Keyword-Driven Testing
· How It Works: Test design and implementation are separated. Use case components are assigned keywords. Keywords are linked to create tests procedures. Small components are automated for each keyword process.
· Pros: Automation maintenance is simplified. Coding skills are not required to create tests from existing components. Small reusable components are easier to manage than long recorded scripts.
· Cons: Test cases still need to be defined. Managing the process can become as time consuming as automating with static scripts. Tools to manage the process are expensive. Cascading bugs can stop automation in its tracks. The same steps are repeated each time a test is executed. (Repeatability is not all its cracked up to be.)

Slogans are models.

Harry Robinson posted an answer to inquiries about the Google Testing Blog's slogan: "Life is too short for manual testing." Some were concerned that the slogan implied that Google does not value manual and exploratory testing. I too had such concerns.

Harry pointed out that the slogan is just a slogan and that life really is too short to try all the combinations that might expose important bugs.

This got me to thinking about slogans as models. A slogan is really a model of an idea. It is not complete. It is simpler than the thing it describes.

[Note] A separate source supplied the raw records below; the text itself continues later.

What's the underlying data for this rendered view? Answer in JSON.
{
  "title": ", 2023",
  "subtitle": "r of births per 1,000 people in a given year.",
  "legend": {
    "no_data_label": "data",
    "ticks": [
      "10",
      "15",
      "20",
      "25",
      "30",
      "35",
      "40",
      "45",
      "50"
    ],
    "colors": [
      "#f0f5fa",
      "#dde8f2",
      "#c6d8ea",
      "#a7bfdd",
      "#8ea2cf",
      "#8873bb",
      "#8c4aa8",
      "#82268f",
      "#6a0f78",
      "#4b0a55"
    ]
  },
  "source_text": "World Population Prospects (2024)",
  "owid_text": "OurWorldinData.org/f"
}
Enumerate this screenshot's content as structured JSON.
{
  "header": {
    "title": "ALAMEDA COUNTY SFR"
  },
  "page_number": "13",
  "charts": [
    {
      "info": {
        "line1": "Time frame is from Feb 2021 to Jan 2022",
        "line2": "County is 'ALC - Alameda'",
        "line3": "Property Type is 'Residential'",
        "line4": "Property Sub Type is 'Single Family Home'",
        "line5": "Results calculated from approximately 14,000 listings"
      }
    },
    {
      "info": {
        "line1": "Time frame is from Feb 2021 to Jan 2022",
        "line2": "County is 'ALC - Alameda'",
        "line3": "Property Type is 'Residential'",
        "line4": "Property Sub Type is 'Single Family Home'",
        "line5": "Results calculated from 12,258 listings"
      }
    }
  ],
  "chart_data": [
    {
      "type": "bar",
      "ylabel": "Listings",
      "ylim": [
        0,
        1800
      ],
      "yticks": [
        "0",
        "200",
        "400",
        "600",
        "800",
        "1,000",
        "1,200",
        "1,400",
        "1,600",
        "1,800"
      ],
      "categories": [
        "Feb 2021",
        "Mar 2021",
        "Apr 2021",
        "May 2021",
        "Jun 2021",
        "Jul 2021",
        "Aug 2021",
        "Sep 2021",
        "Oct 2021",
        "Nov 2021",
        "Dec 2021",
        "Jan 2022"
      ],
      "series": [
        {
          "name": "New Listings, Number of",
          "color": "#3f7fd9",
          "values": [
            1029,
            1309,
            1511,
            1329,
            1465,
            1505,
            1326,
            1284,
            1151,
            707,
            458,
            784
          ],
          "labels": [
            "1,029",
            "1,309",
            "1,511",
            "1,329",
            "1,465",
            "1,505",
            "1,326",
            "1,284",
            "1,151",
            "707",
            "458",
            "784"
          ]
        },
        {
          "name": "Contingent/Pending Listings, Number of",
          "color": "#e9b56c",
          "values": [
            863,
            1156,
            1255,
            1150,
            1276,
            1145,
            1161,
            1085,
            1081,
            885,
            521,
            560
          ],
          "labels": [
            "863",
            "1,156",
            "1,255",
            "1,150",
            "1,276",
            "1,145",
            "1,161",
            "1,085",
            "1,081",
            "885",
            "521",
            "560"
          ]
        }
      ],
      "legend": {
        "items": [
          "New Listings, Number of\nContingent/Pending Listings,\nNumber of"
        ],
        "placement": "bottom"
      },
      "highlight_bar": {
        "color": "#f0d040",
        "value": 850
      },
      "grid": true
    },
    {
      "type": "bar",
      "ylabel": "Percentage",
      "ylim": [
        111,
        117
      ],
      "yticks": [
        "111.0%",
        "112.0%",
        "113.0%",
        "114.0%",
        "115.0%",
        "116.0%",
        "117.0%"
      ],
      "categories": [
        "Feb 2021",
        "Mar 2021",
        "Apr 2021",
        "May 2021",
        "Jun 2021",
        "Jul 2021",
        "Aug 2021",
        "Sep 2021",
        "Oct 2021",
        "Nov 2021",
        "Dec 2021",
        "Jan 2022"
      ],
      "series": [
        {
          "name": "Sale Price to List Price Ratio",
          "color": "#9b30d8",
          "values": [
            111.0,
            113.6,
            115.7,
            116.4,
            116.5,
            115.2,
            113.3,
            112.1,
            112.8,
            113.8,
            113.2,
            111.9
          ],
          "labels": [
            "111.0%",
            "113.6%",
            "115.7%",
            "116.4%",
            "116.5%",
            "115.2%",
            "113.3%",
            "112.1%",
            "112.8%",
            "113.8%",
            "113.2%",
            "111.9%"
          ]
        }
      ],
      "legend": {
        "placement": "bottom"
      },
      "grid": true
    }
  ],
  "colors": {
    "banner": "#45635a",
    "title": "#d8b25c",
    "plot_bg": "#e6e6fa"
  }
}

Consider the following advertising slogans:

• "The ultimate driving machine"
• "When it absolutely, positively has to be there overnight."
• "Finger lickin' good."
• "Let your fingers do the walking."
• "Reach out and touch someone."
• "The quicker picker-upper."
• "Have if your way."
• "It's everywhere you want to be."
• "Betcha can't eat just one."

These slogans bring to mind attributes about the companies and their products that are not an explicit part of the slogan. I don't even have to mention the companies or their products. This is your mind accessing your mental model of the company and products that the model represents.

In addition to the more detailed model invoked in your mind, it should not be difficult to find faults with these slogans. The slogans are incomplete; yet they are not useless.

Slogans demonstrate both the usefulness and potential complexity of models. A model does not need to be complete to be useful.

So, how does this apply to software testing ... and test automation?

When we develop test cases or perform exploratory testing we are implementing our mental models. When we execute tests, we (hopefully) learn more about the system under test and update our mental models.

In the same way, explicit models used for model-based test automation can be refined after each test execution. There is no need to model all the possible details before the first test run. Running tests based on incomplete models can provide valuable information about your test subject. It can validate or disprove your assumptions. Results from an incomplete model can help lead you to other useful tests -- both manual and automated.

Investigate using Hierarchical State Machines to simplify model definition and maintenance.

Build your models one step at a time.